Но Маша не успела ничего ответить. Снова появился Сережка, очень довольный своим новым видом.
– Куртка знатная, и штиблеты тоже. И теперича я как бы барин. Только бы дядька не отнял в недобрый час.
– Ну, прощай, Вадим Григорьевич, счастливо тебе оставаться, – тряс он минутою позже грязной загорелой рукой руку Вадима, – до завтра. А что, может, и завтра нам от обеда мясца да хлебца?..
– Будь покоен, – произнес сурово Вадим и только при прощании с Марией его суровые стальные глаза приняли снова мягкое выражение, так необычно красившее это угрюмое юное лицо.
Давно уже затихли звуки шагов удалявшихся Сережки и Маши. Давно уже пестрые лохмотья смуглой девочки перестали мелькать между деревьями, а Дима Стоградский все еще стоял на месте и смотрел им вслед.
Около года назад он с матерью, её мужем, старшей сестрою и двумя братьями переехал в небольшое имение отчима, расположенное на берегу одного из крупнейших русских озер, в шестидесяти верстах от столицы и недалеко от небольшого уездного городка.
Из города сюда долетали фабричные гудки и звон церковных колоколов, а с озера и каналов – пароходные свистки да рев сирены, заглушавший временами меланхолический рокот редко тихих, часто совсем по-морскому бурливых волн.
Имение Петра Николаевича Всеволодского, отчима Димы, находясь в трех верстах от города, примыкало к лесу, наполовину сосновому, наполовину лиственному, раз и навсегда пленившему воображение мальчика.
Он рос с детства каким-то особенным ребенком. Молчаливый, упорно таящий в себе свои горести и печали, Дима Стоградский умел чувствовать и переживать события жизни не по-детски серьезно и глубоко. Угрюмый по виду, суровый, неласковый, мальчик отталкивал от себя окружающих своею кажущеюся холодностью и черствостью. Он никогда ни к кому не ласкался, ничего не просил, не высказывал никаких желаний. Смотрел всегда исподлобья, волчонком. И только в летнее время, когда семья Стоградских переезжала из имения на дачу и Дима мог исчезать на долгие часы из дома, с утра до позднего вечера находиться на лоне природы, которую любил каким-то исключительным восторженным чувством, он весь преображался. В ранние часы мог он подолгу любоваться дикими полевыми цветами, глядеть в небо, на плывущие по нему облака, а нежными летними вечерами – молча упиваться тихим мерцанием звезд и соловьиными трелями. Он любил до безумия грозы и бури и часто носился под проливным дождем навстречу порывам ветра по лесу, наблюдая восхищенными глазами бег золотых молний в небе и ловя напряженным слухом громовые раскаты.

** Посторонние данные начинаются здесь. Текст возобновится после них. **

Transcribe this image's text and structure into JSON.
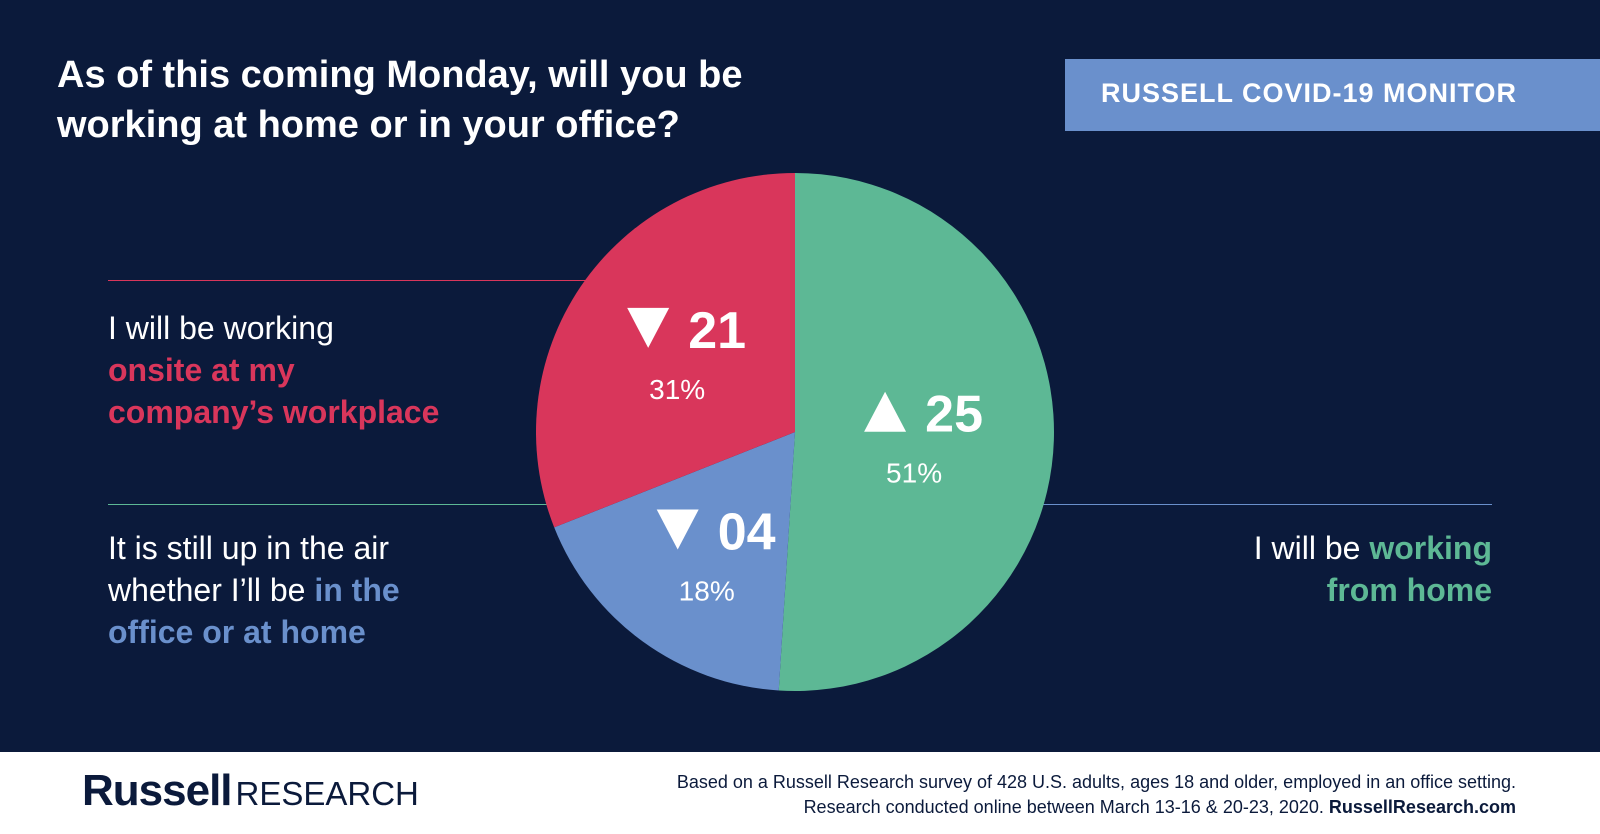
{
  "title": {
    "line1": "As of this coming Monday, will you be",
    "line2": "working at home or in your office?"
  },
  "badge": "RUSSELL COVID-19 MONITOR",
  "colors": {
    "background": "#0b1a3b",
    "onsite": "#d9365b",
    "undecided": "#6a90cc",
    "home": "#5db895",
    "white": "#ffffff"
  },
  "labels": {
    "onsite": {
      "plain": "I will be working",
      "highlight1": "onsite at my",
      "highlight2": "company’s workplace"
    },
    "undecided": {
      "line1": "It is still up in the air",
      "line2_plain": "whether I’ll be ",
      "line2_highlight": "in the",
      "line3_highlight": "office or at home"
    },
    "home": {
      "plain": "I will be ",
      "highlight1": "working",
      "highlight2": "from home"
    }
  },
  "chart_data": {
    "type": "pie",
    "slices": [
      {
        "name": "working from home",
        "value": 51,
        "label": "51%",
        "change": "25",
        "direction": "up",
        "color": "#5db895"
      },
      {
        "name": "in the office or at home",
        "value": 18,
        "label": "18%",
        "change": "04",
        "direction": "down",
        "color": "#6a90cc"
      },
      {
        "name": "onsite at my company’s workplace",
        "value": 31,
        "label": "31%",
        "change": "21",
        "direction": "down",
        "color": "#d9365b"
      }
    ]
  },
  "footer": {
    "logo_bold": "Russell",
    "logo_light": "RESEARCH",
    "note_line1": "Based on a Russell Research survey of 428 U.S. adults, ages 18 and older, employed in an office setting.",
    "note_line2": "Research conducted online between March 13-16 & 20-23, 2020. ",
    "note_link": "RussellResearch.com"
  }
}
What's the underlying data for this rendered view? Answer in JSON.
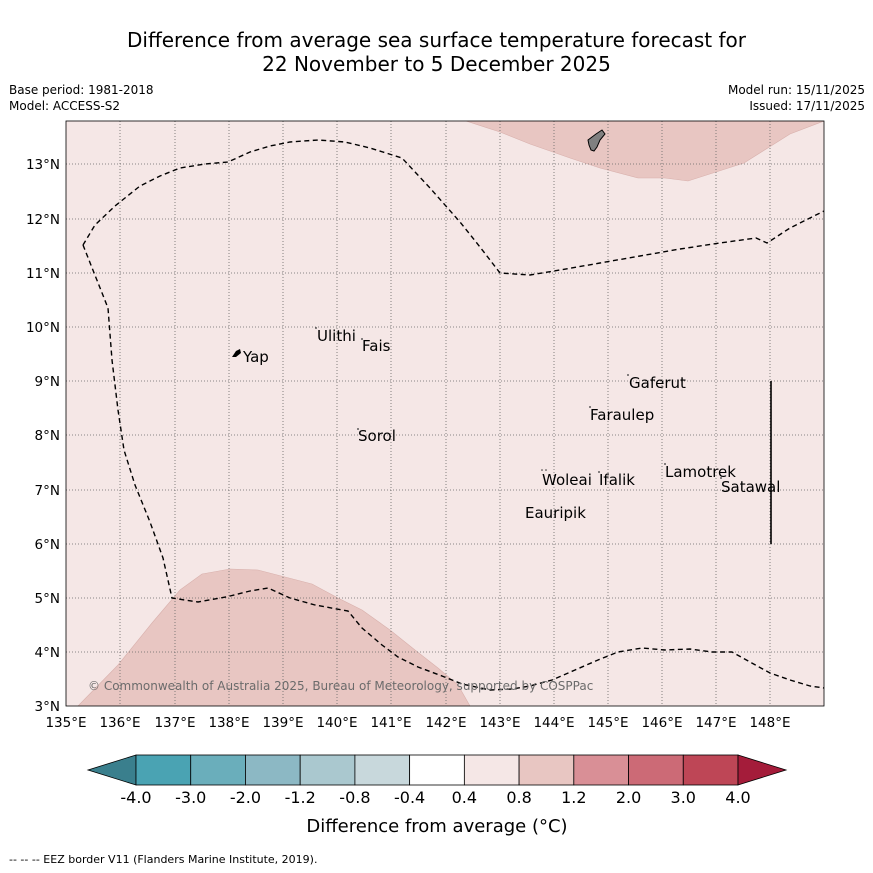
{
  "title": {
    "line1": "Difference from average sea surface temperature forecast for",
    "line2": "22 November to 5 December 2025"
  },
  "meta": {
    "base_period": "Base period: 1981-2018",
    "model": "Model: ACCESS-S2",
    "model_run": "Model run: 15/11/2025",
    "issued": "Issued: 17/11/2025"
  },
  "map": {
    "lon_range": [
      135,
      149
    ],
    "lat_range": [
      3,
      13.8
    ],
    "lon_ticks": [
      "135°E",
      "136°E",
      "137°E",
      "138°E",
      "139°E",
      "140°E",
      "141°E",
      "142°E",
      "143°E",
      "144°E",
      "145°E",
      "146°E",
      "147°E",
      "148°E"
    ],
    "lat_ticks": [
      "3°N",
      "4°N",
      "5°N",
      "6°N",
      "7°N",
      "8°N",
      "9°N",
      "10°N",
      "11°N",
      "12°N",
      "13°N"
    ],
    "background_category": "0.4 to 0.8",
    "anomaly_regions": [
      {
        "category": "0.8 to 1.2",
        "area": "north-east"
      },
      {
        "category": "0.8 to 1.2",
        "area": "south-west"
      }
    ],
    "places": [
      {
        "name": "Yap",
        "lon": 138.25,
        "lat": 9.5
      },
      {
        "name": "Ulithi",
        "lon": 139.65,
        "lat": 9.85
      },
      {
        "name": "Fais",
        "lon": 140.45,
        "lat": 9.65
      },
      {
        "name": "Gaferut",
        "lon": 145.3,
        "lat": 8.95
      },
      {
        "name": "Faraulep",
        "lon": 144.6,
        "lat": 8.35
      },
      {
        "name": "Sorol",
        "lon": 140.3,
        "lat": 7.95
      },
      {
        "name": "Lamotrek",
        "lon": 146.05,
        "lat": 7.3
      },
      {
        "name": "Woleai",
        "lon": 143.75,
        "lat": 7.1
      },
      {
        "name": "Ifalik",
        "lon": 144.45,
        "lat": 7.1
      },
      {
        "name": "Satawal",
        "lon": 147.05,
        "lat": 7.0
      },
      {
        "name": "Eauripik",
        "lon": 143.4,
        "lat": 6.5
      }
    ],
    "copyright": "© Commonwealth of Australia 2025, Bureau of Meteorology, supported by COSPPac"
  },
  "legend": {
    "ticks": [
      "-4.0",
      "-3.0",
      "-2.0",
      "-1.2",
      "-0.8",
      "-0.4",
      "0.4",
      "0.8",
      "1.2",
      "2.0",
      "3.0",
      "4.0"
    ],
    "colors": [
      "#3a7f8d",
      "#4aa3b3",
      "#6aaebb",
      "#8cb8c4",
      "#aac8cf",
      "#c8d8dc",
      "#ffffff",
      "#f5e7e6",
      "#e8c6c2",
      "#d98f96",
      "#cc6a76",
      "#be4656",
      "#a41c3a"
    ],
    "label": "Difference from average (°C)"
  },
  "footnote": "--  --  -- EEZ border V11 (Flanders Marine Institute, 2019)."
}
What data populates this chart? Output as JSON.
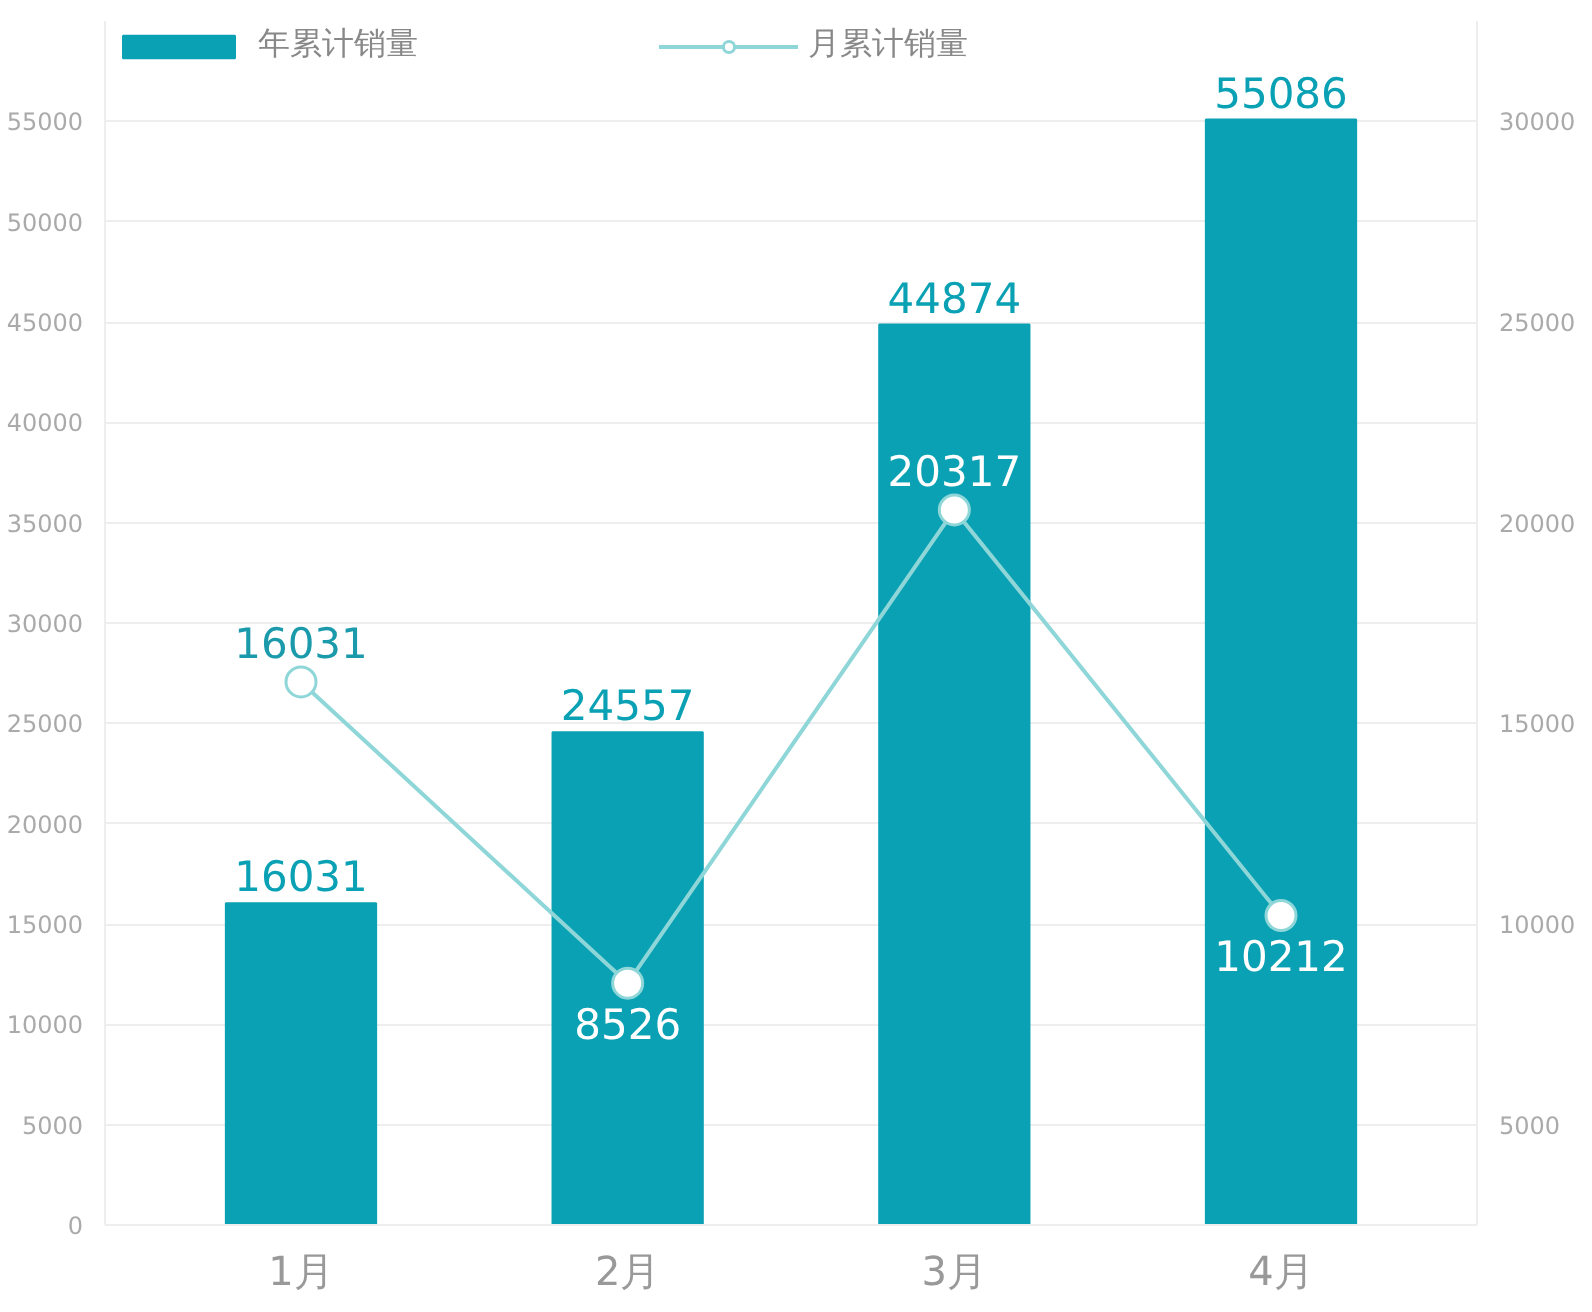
{
  "chart_data": {
    "type": "bar",
    "categories": [
      "1月",
      "2月",
      "3月",
      "4月"
    ],
    "series": [
      {
        "name": "年累计销量",
        "color": "#0aa1b4",
        "values": [
          16031,
          24557,
          44874,
          55086
        ]
      },
      {
        "name": "月累计销量",
        "type": "line",
        "axis": "y2",
        "color": "#8ed6d8",
        "marker": "circle",
        "values": [
          16031,
          8526,
          20317,
          10212
        ]
      }
    ],
    "ylim": [
      0,
      60000
    ],
    "yticks": [
      0,
      5000,
      10000,
      15000,
      20000,
      25000,
      30000,
      35000,
      40000,
      45000,
      50000,
      55000
    ],
    "y2lim": [
      2500,
      32500
    ],
    "y2ticks": [
      5000,
      10000,
      15000,
      20000,
      25000,
      30000
    ],
    "grid": "y",
    "legend": "top left",
    "data_labels": true
  }
}
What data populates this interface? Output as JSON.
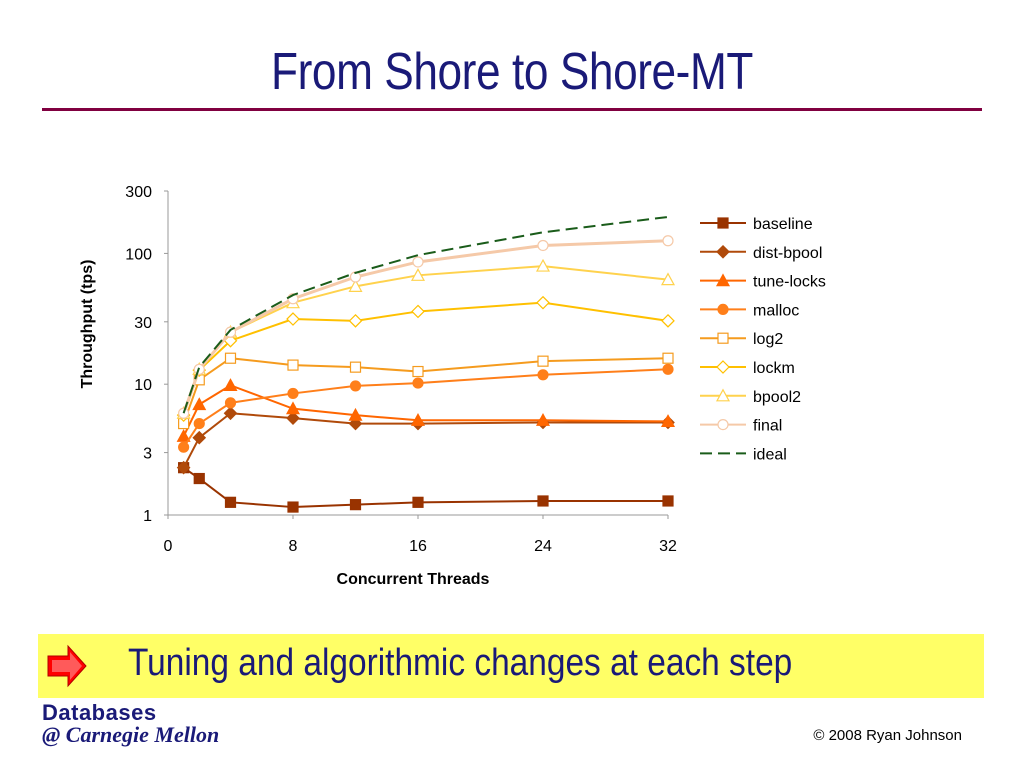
{
  "slide": {
    "title": "From Shore to Shore-MT",
    "callout_text": "Tuning and algorithmic changes at each step",
    "logo_line1": "Databases",
    "logo_line2": "@ Carnegie Mellon",
    "copyright": "© 2008 Ryan Johnson"
  },
  "colors": {
    "title": "#1a1a78",
    "rule": "#800040",
    "callout_bg": "#ffff66",
    "arrow": "#ff0000"
  },
  "chart_data": {
    "type": "line",
    "xlabel": "Concurrent Threads",
    "ylabel": "Throughput (tps)",
    "xlim": [
      0,
      32
    ],
    "ylim": [
      1,
      300
    ],
    "yscale": "log",
    "xticks": [
      0,
      8,
      16,
      24,
      32
    ],
    "yticks": [
      1,
      3,
      10,
      30,
      100,
      300
    ],
    "legend_position": "right",
    "grid": false,
    "series": [
      {
        "name": "baseline",
        "color": "#993300",
        "marker": "square",
        "dash": false,
        "x": [
          1,
          2,
          4,
          8,
          12,
          16,
          24,
          32
        ],
        "y": [
          2.3,
          1.9,
          1.25,
          1.15,
          1.2,
          1.25,
          1.28,
          1.28
        ]
      },
      {
        "name": "dist-bpool",
        "color": "#b04a0a",
        "marker": "diamond",
        "dash": false,
        "x": [
          1,
          2,
          4,
          8,
          12,
          16,
          24,
          32
        ],
        "y": [
          2.3,
          3.9,
          6.0,
          5.5,
          5.0,
          5.0,
          5.1,
          5.1
        ]
      },
      {
        "name": "tune-locks",
        "color": "#ff6600",
        "marker": "triangle",
        "dash": false,
        "x": [
          1,
          2,
          4,
          8,
          12,
          16,
          24,
          32
        ],
        "y": [
          4.0,
          7.0,
          9.8,
          6.5,
          5.8,
          5.3,
          5.3,
          5.2
        ]
      },
      {
        "name": "malloc",
        "color": "#ff7f1a",
        "marker": "circle",
        "dash": false,
        "x": [
          1,
          2,
          4,
          8,
          12,
          16,
          24,
          32
        ],
        "y": [
          3.3,
          5.0,
          7.2,
          8.5,
          9.7,
          10.2,
          11.8,
          13.0
        ]
      },
      {
        "name": "log2",
        "color": "#f59b1e",
        "marker": "square-open",
        "dash": false,
        "x": [
          1,
          2,
          4,
          8,
          12,
          16,
          24,
          32
        ],
        "y": [
          5.0,
          10.8,
          15.8,
          14.0,
          13.5,
          12.5,
          15.0,
          15.8
        ]
      },
      {
        "name": "lockm",
        "color": "#ffc000",
        "marker": "diamond-open",
        "dash": false,
        "x": [
          1,
          2,
          4,
          8,
          12,
          16,
          24,
          32
        ],
        "y": [
          5.8,
          12.8,
          21.5,
          31.5,
          30.5,
          36,
          42,
          30.5
        ]
      },
      {
        "name": "bpool2",
        "color": "#ffd24d",
        "marker": "triangle-open",
        "dash": false,
        "x": [
          1,
          2,
          4,
          8,
          12,
          16,
          24,
          32
        ],
        "y": [
          6.0,
          13.0,
          25,
          42,
          56,
          68,
          80,
          63
        ]
      },
      {
        "name": "final",
        "color": "#f5c9a8",
        "marker": "circle-open",
        "dash": false,
        "x": [
          1,
          2,
          4,
          8,
          12,
          16,
          24,
          32
        ],
        "y": [
          6.0,
          13.0,
          25,
          45,
          66,
          86,
          115,
          125
        ]
      },
      {
        "name": "ideal",
        "color": "#1a5c1a",
        "marker": "none",
        "dash": true,
        "x": [
          1,
          2,
          4,
          8,
          12,
          16,
          24,
          32
        ],
        "y": [
          6.0,
          13.5,
          26,
          48,
          71,
          97,
          145,
          190
        ]
      }
    ]
  }
}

– Димка наш настоящим моряком будет, – часто говорил жене капитан Стоградский, глядя, как ловко Дима, тогда еще девятилетний ребенок, несмотря на волнение в заливе, справляется с лодочкой или яликом в бухте, близ которой они снимали дачу на летнее время.
Заветною мечтою капитана было определить всех своих трех сыновей на морскую службу, которой он отдал себя, как его отец, дед и прадед. И, умирая, четыре года тому назад, на смертном ложе он повторил на ухо жене это свое желание.
Юлия Алексеевна твердо решила исполнить волю покойного, и все трое мальчиков готовились теперь к поступлению в морской корпус.
Два года тому назад Стоградская вышла вторично замуж за своего дальнего родственника, Петра Николаевича Всеволодского.
Это был довольно богатый человек, посвятивший себя ведению хозяйства в своем имении «Озерное».
Юлия Алексеевна, выйдя за него замуж, поселилась там же.
В соседнем с усадьбой уездном городке, славившемся своим историческим прошлым, а также целою ордою нищих, бродяг, занимающихся выгрузкою и нагрузкою на пристанях товаров, или, попросту, собиранием милостыни, – имелся и частный пансион для мальчиков, где их готовили в морской корпус.
С прошлой осени, когда Всеволодские и Стоградские приехали в «Озерное», Вадим буквально ахнул от восторга. Ему, больше чем всем остальным, пришлись по вкусу и огромное, безбрежное на вид, похожее на море, озеро, с маяками и гигантскими судами, и таинственно-темный лес по соседству и, наконец, не менее таинственно-темные люди, которые попадались тут на каждом шагу.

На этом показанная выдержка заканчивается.